John R. Cooley

Research Interests

My undergraduate research led to a long-term interest in speciation and secondary contact, especially the problem of whether species interactions or physiological factors limit species distributions. My research approaches include a variety of biogeographic, behavioral, historical, and genetic methods and make use of cicadas, which are relatively common hemipteran insects with a worldwide distribution.

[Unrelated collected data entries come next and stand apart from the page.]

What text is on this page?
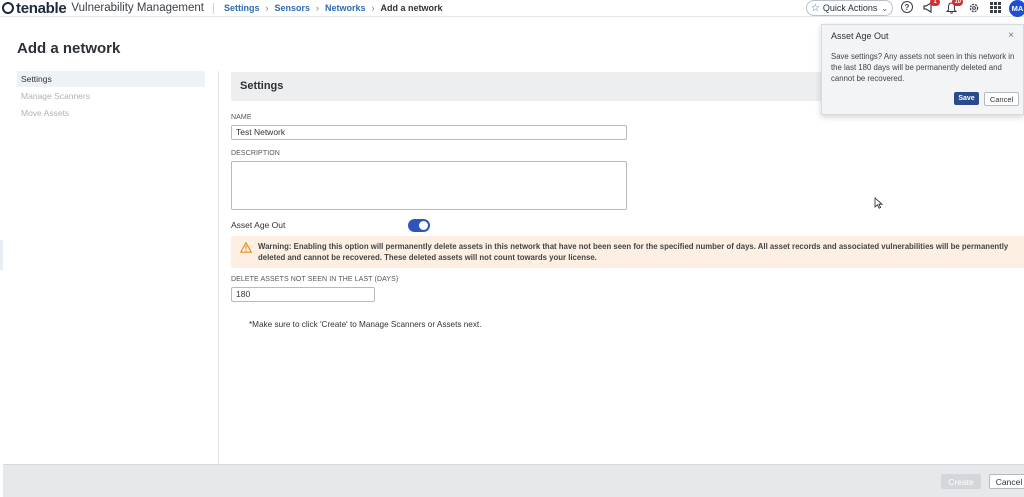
tenable Vulnerability Management Settings › Sensors › Networks › Add a network	☆ Quick Actions ⌄ ?
1	10
MA
Add a network
Settings
Manage Scanners
Move Assets
Settings
NAME
Test Network
DESCRIPTION
Asset Age Out
Warning: Enabling this option will permanently delete assets in this network that have not been seen for the specified number of days. All asset records and associated vulnerabilities will be permanently deleted and cannot be recovered. These deleted assets will not count towards your license.
DELETE ASSETS NOT SEEN IN THE LAST (DAYS)
180
*Make sure to click 'Create' to Manage Scanners or Assets next.
Create	Cancel
Asset Age Out	×
Save settings? Any assets not seen in this network in the last 180 days will be permanently deleted and cannot be recovered.
Save	Cancel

My research includes closely related projects concerning the 13- and 17-year periodical cicadas of eastern North America. Periodical cicadas are divided into species, life cycles, broods (or year-classes), and populations, at least one of which emerges somewhere each year. In 1998, I was the co-discoverer of a cryptic periodical cicada species, Magicicada neotredecim, that exhibits a striking pattern of reproductive character displacement where it is sympatric and synchronic with the species M. tredecim (e.g. Cooley et al. 2001). The incompatible sexual signals of these species reduce opportunities for gene flow and provide a rare example of insect premating isolation mediated by song pitch (Cooley et al. 2006). I am actively pursuing three lines of research aimed at understanding speciation and species boundaries in periodical cicadas:

Examples of student research projects

Undergraduate researchers have participated in all aspects of my projects. Examples include Adrianne Smits’ study of female periodical cicada oviposition preferences while at Yale (Smits et al. 2010). A more complex project was Kathryn Fontaine’s project at UCONN investigating the surprisingly common occurrence of paternal mitochondrial leakage in F1 hybrid periodical cicadas (Fontaine et al. 2007). I am also a graduate of an NSF-funded REU program, and I intend to seek NSF-REU funding for additional undergraduate research projects in the future.

Significance

My research has general relevance for understanding processes of speciation, the maintenance of species differences, and mating system evolution.